April 19, 2007

Ding Dong!

And back we went to the Dallas area for another evening of live entertainment. This time it was Wicked, first published as book over ten years ago before emerging as a Broadway musical in 2003. Wicked is a fun, clever deconstruction of The Wizard of OZ from the perspective of the witches.

The scene opens with Glenda the Good confirming rumors of the happy demise of the Wicked Witch of the West (Elpheba hereafter). One bold citizen asks if it is also true that Glenda and Elpheba were once friends, and the remainder of the story operates via flashback as we explore the development of these two characters (who first meet at school) leading up to the infamous melting. Along the way, the story tweaks the origins of Dorothy's beloved traveling companions and offers plenty of cool twists and turns, particularly for those familiar with the original plot.
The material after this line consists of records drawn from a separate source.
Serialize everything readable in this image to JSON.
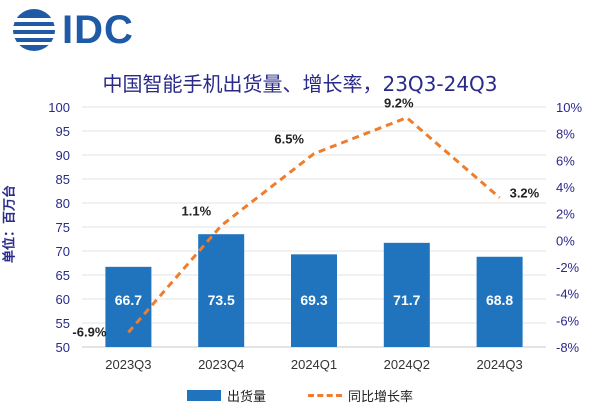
{
  "header": {
    "logo_text": "IDC",
    "title": "中国智能手机出货量、增长率，23Q3-24Q3"
  },
  "colors": {
    "brand": "#1f5aa6",
    "bar": "#1f74bd",
    "line": "#ee7d2e",
    "title": "#2a2a8a"
  },
  "chart_data": {
    "type": "bar",
    "categories": [
      "2023Q3",
      "2023Q4",
      "2024Q1",
      "2024Q2",
      "2024Q3"
    ],
    "series": [
      {
        "name": "出货量",
        "type": "bar",
        "axis": "left",
        "values": [
          66.7,
          73.5,
          69.3,
          71.7,
          68.8
        ],
        "labels": [
          "66.7",
          "73.5",
          "69.3",
          "71.7",
          "68.8"
        ]
      },
      {
        "name": "同比增长率",
        "type": "line",
        "axis": "right",
        "values": [
          -6.9,
          1.1,
          6.5,
          9.2,
          3.2
        ],
        "labels": [
          "-6.9%",
          "1.1%",
          "6.5%",
          "9.2%",
          "3.2%"
        ]
      }
    ],
    "title": "中国智能手机出货量、增长率，23Q3-24Q3",
    "ylabel": "单位：百万台",
    "ylim": [
      50,
      100
    ],
    "yticks": [
      "50",
      "55",
      "60",
      "65",
      "70",
      "75",
      "80",
      "85",
      "90",
      "95",
      "100"
    ],
    "y2lim": [
      -8,
      10
    ],
    "y2ticks": [
      "-8%",
      "-6%",
      "-4%",
      "-2%",
      "0%",
      "2%",
      "4%",
      "6%",
      "8%",
      "10%"
    ],
    "grid": true,
    "legend": "bottom-center"
  }
}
The sets and costumes . . . actually, the entire atmosphere . . . in this production are enchanting and fantastical. The choreography is lively and fun to watch. Most of all, though, the music is pure magic. Probably nearly half of the songs are "my favorite," and even the ones that aren't are really good. I would say that the music is much stronger in the first act than it is in the second (particularly in terms of the finales of each). However, the second act is where the plot kicks into high gear, and it has some of the best non-musical sections.

Of the eight songs I find the most enjoyable, six appear in the first act (and four of those are in the first half of the first act). The second act songs are a lot more about plot development, while those in the first act are more about character development. This is an almost inevitable failing, I suppose, but it is a failing nonetheless. All of the music is good, as I say, but nothing from the second act is stuck in my head right now.

I have to admit that I have a certain fondness for deconstructive reimaginings of familiar stories. Till We Have Faces is, of course, my favorite C.S. Lewis book, and Rosencrantz and Guildenstern Are Dead is one of my favorite movies (yes, I know it's a play . . . I've never seen it staged). Drawing a relatively minor character out into the limelight and using their perspective to cast a new light on a series of events has got to be one of the most fun exercises in speculative fiction.

Wicked is actually surprisingly similar to Till We Have Faces in many ways, come to think of it. A comparison/contrast between the characters of Orual and Elpheba would probably yield rich results. Both undergo somewhat parallel transformations over the courses of their lives, rejecting the powerful authorities they had once revered. Both have what could be classified as "destructive love" for the people they care about. Throwing these analogous elements into sharp contrast, though, would be the way in which they are viewed and handled within the context of their respective stories. There are obviously very different worldviews at work here, and thematically the priorities are not the same.

Speaking of themes, Wicked explores some very interesting territory. Okay, sure, at its heart I think it boils down to a rather frivolous musical, but there's still a lot going on here. Wicked examines prejudice, honesty, and whether virtue is more than skin-deep. Most of all, though, Wicked is about historiography. Okay . . . not really. Still, it is very aware that history is often, as Napoleon said, "the version of past events that people have decided to agree upon." Or, in this case, the version that people in charge have decided to agree upon.

Actually, what struck me the most was that the difference in perspective between The Wizard of OZ and Wicked comes down to the difference between the way a child (Dorothy) sees things, and the way an adult sees them. Dorothy is an ingénue, and as such she believes that people who are nice to her are good people and people who aren't are wicked people. She cannot tell the difference between the truth and an artful lie (which we already know is the wizard's specialty), and she is very easy to take advantage of.

With that assumption in place, it is not very difficult to believe that this story is more realistic than the other. Wicked simply takes the fantasy material and tacks on the reality that good and evil are rarely as clearly defined as we would like outside of . . . well, fantasy.